NUOVA STAGIONE. In Campania tante difficoltà economiche ed organizzative

DALLA GAZZETTA DI CASERTA DEL 07/09/2015

NUOVA STAGIONE. Anche quest’anno si sono registrate nove rinunce e due non iscrizioni
In Campania tante difficoltà economiche ed organizzative

di Giovanni Bocciero

CASERTA. Un'altra stagione agonistica è alle porte, con le squadre senior e tante anche al giovanile che hanno ripreso gli allenamenti a pieno ritmo, ma le difficoltà sono purtroppo sempre dietro l'angolo. Ormai sono anni che si è ben capito che il basket in generale, ed in particolare quello della nostra regione, sta vivendo un periodo di vacche magre. E volendo paragonare le società cestistiche ai bovini, quanti di questi sono purtroppo morti strada facendo? I conti, a dire la verità, sono un po' sfuggiti, e non è certo un piacere raccontarlo. Per quanto riguarda questa stagione, i numeri dicono di nove rinunce (Magic Team Benevento, Cestistica Benevento, Basketorre 2009 Torre Annunziata e Partenope Napoli in Serie C, Basket Acerra ed S.B. Napoli Est in Serie D, Basket Casalnuovo, Centro Diana Maddaloni e Promobasket Marigliano in Serie B femminile) e due non iscrizioni (Delta Salerno in Serie C e Virtus Pontecagnano in Serie D).
IL PRESIDENTE FEDERALE MANFREDO FUCILE
Società che scompaiono e che purtroppo sono in buona compagnia. E la moria delle vacche non sembra ancora finita, perché i termini di iscrizione per il campionato di Promozione ancora non sono scaduti, e dalle notizie che trapelano, ci saranno sicuramente diversi forfait. Il motivo maggiormente evidenziato dagli addetti ai lavori sono le troppe spese legate allo svolgimento ed al mantenimento di una squadra, tra iscrizione al campionato, tasse gare e rimborsi agli arbitri, ma soprattutto i fatidici tesseramenti dei giocatori che costano quanto un occhi della testa man mano che si sale di categoria, oltre ovviamente ai compensi agli atleti che ormai soltanto alcuni club riescono seriamente a rispettare. Per inciso si stanno sempre più assottigliando diventando in pratica dei semplici rimborsi per la sola benzina. Di pallacanestro no si può vivere tranne se non si arriva al basket professionistico, e questo lo si sa, ma almeno un tempo aiutava a far quadrare i conti a quei giocatori che in regione avevano un certo pedigree.
Di conseguenza però, siamo ormai alla fine dell'estate e la Federbasket campana con a capo il presidente Manfredo Fucile, ha ancora qualche problemino per quello che riguarda gli organici e le formule dei diversi campionati.

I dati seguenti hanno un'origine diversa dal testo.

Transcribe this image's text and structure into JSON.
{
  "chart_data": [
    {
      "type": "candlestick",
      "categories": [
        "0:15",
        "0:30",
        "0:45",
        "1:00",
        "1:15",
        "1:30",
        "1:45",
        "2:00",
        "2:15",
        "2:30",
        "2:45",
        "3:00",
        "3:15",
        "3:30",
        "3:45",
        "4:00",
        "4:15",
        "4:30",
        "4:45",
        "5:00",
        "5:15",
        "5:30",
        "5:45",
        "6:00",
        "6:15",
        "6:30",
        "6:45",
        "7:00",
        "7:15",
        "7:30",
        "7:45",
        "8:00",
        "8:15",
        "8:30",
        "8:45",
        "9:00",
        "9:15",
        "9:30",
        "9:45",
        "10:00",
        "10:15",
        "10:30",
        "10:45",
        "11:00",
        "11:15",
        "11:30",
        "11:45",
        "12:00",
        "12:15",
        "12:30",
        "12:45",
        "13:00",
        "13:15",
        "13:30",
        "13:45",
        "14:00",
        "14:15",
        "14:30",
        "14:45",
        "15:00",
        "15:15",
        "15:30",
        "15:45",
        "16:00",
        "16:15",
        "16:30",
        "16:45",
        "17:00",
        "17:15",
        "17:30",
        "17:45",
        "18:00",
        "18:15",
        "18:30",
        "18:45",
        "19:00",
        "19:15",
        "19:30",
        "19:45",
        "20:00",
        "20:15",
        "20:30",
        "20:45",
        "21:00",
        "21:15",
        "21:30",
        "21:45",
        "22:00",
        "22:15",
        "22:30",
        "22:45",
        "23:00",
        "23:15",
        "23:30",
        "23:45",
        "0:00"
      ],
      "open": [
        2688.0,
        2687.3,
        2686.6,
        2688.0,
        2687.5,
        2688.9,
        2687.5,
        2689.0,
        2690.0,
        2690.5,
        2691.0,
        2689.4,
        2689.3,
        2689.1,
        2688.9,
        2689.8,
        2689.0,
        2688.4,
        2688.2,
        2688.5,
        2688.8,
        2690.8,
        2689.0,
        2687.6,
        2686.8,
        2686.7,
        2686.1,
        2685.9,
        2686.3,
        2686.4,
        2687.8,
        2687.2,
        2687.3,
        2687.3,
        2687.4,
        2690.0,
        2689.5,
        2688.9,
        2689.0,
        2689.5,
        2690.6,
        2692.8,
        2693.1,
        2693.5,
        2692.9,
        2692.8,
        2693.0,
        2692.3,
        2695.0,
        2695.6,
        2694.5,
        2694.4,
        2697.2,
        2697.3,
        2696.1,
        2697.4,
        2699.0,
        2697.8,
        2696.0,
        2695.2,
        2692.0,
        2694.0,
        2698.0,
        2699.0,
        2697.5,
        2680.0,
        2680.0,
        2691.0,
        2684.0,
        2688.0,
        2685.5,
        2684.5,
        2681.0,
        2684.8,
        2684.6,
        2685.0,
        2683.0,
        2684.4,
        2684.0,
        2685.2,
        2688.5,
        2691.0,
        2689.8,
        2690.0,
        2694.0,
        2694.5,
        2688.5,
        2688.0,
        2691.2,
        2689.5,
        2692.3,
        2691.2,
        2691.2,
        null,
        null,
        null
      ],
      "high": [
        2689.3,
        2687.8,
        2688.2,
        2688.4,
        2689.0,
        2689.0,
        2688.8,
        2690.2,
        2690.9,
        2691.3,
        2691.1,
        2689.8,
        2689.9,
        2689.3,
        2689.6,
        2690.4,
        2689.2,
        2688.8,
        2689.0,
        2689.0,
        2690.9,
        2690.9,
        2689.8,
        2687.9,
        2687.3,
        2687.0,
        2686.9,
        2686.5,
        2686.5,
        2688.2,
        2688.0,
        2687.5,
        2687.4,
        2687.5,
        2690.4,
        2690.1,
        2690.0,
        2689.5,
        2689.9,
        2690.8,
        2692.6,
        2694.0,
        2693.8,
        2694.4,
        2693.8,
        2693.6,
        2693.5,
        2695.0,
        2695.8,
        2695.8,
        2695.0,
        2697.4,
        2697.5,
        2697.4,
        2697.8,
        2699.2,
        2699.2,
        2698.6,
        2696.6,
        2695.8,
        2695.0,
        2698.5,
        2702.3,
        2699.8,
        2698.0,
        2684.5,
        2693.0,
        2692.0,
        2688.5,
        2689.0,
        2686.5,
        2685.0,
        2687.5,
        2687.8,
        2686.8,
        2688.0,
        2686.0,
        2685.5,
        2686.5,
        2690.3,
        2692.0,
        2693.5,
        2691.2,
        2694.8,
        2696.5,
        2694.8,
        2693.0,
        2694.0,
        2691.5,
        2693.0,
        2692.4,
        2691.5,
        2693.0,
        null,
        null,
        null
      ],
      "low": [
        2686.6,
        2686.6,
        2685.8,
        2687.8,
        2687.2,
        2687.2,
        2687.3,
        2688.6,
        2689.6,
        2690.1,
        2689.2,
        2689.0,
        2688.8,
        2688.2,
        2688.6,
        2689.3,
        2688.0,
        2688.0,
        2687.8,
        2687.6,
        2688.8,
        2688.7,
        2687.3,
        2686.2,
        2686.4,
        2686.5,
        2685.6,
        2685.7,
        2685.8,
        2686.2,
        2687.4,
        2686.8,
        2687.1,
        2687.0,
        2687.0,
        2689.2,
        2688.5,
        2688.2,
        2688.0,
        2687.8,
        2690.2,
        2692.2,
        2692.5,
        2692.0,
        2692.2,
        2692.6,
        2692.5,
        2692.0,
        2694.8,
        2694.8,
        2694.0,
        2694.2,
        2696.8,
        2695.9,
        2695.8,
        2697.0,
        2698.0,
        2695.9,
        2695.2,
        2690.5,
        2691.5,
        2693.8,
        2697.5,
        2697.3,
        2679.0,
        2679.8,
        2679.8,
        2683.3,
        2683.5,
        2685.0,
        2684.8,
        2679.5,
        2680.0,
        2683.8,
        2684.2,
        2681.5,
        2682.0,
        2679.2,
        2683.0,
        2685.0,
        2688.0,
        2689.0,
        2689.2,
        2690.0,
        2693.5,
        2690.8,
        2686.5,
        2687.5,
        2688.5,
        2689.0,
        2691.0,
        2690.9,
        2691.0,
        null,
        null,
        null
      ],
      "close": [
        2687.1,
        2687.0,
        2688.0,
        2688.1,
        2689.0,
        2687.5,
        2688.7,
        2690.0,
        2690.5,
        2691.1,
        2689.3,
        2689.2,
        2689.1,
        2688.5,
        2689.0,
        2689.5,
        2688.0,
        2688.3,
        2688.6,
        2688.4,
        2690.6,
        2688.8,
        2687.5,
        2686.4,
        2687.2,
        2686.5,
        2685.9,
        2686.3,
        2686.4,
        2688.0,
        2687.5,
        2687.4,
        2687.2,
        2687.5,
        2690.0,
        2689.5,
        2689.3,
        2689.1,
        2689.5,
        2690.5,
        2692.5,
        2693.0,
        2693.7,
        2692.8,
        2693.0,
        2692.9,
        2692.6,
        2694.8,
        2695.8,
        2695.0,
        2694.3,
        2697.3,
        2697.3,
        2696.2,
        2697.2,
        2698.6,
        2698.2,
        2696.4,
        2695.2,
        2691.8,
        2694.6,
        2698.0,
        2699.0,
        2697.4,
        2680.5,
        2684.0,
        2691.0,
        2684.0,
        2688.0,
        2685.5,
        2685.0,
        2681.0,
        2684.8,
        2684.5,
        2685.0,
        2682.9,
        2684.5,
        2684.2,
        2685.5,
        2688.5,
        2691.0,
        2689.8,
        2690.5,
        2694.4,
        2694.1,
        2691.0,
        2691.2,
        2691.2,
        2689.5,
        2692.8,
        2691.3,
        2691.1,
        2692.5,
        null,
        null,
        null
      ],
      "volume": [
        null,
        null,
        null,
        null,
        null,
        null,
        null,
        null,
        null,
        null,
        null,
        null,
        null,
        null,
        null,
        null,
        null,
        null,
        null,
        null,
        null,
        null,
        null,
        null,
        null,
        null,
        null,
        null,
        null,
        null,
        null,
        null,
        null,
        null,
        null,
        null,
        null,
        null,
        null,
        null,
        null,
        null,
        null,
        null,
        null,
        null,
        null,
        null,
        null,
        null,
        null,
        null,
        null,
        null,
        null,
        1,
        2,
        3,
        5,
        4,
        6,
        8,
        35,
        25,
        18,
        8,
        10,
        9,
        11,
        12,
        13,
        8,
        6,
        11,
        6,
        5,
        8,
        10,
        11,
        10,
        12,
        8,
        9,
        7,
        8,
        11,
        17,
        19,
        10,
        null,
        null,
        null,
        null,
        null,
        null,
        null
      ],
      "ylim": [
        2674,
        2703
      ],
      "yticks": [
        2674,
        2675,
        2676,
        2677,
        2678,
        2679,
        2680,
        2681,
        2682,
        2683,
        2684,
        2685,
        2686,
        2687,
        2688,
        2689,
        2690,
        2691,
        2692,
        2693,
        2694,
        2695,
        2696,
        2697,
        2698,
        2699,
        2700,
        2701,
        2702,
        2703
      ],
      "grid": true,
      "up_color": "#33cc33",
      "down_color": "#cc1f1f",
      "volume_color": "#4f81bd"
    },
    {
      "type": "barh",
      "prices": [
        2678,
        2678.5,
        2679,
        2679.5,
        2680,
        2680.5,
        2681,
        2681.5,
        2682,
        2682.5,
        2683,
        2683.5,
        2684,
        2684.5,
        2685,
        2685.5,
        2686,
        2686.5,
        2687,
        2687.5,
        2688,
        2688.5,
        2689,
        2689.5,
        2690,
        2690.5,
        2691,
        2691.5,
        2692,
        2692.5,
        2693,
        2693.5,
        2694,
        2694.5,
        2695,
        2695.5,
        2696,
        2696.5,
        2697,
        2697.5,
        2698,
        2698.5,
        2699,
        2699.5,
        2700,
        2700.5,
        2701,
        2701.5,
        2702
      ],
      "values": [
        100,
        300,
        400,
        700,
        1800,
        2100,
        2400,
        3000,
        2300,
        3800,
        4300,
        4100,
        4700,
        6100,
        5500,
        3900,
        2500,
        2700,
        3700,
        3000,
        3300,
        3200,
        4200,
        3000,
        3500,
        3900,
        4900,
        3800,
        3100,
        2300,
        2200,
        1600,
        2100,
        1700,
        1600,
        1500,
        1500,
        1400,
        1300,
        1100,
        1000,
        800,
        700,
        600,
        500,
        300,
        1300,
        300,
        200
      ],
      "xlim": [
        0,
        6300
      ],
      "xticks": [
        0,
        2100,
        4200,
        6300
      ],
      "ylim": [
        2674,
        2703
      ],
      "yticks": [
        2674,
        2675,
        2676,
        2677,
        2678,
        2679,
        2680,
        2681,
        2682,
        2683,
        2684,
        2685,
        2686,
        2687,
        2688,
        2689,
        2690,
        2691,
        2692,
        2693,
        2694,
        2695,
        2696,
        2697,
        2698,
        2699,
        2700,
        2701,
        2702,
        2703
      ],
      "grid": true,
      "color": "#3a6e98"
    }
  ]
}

Ad esempio, sono state prorogate sino a ieri (6 settembre) le iscrizioni al campionato di Serie C femminile, visto che alla data ultima di luglio erano state soltanto sei le formazioni che avevano ratificato la loro partecipazione, ovvero Cestistica Ischia, Olimpia Capri, Basket Vomero Napoli, Virtus Melito, Azzurra Cercola e Basilia Potenza. Per quel che riguarda invece la Serie D, la rinuncia di settimana scorsa del Napoli Est ha costretto a riaprire la procedura per un ripescaggio. In realtà il girone in cui era inserita la squadra partenopea era composto da 13 team, e qualora non siano arrivate alcuna richiesta di ripescaggio il raggruppamento rimarrà tale e sarà generato un nuovo calendario per l’inizio del campionato.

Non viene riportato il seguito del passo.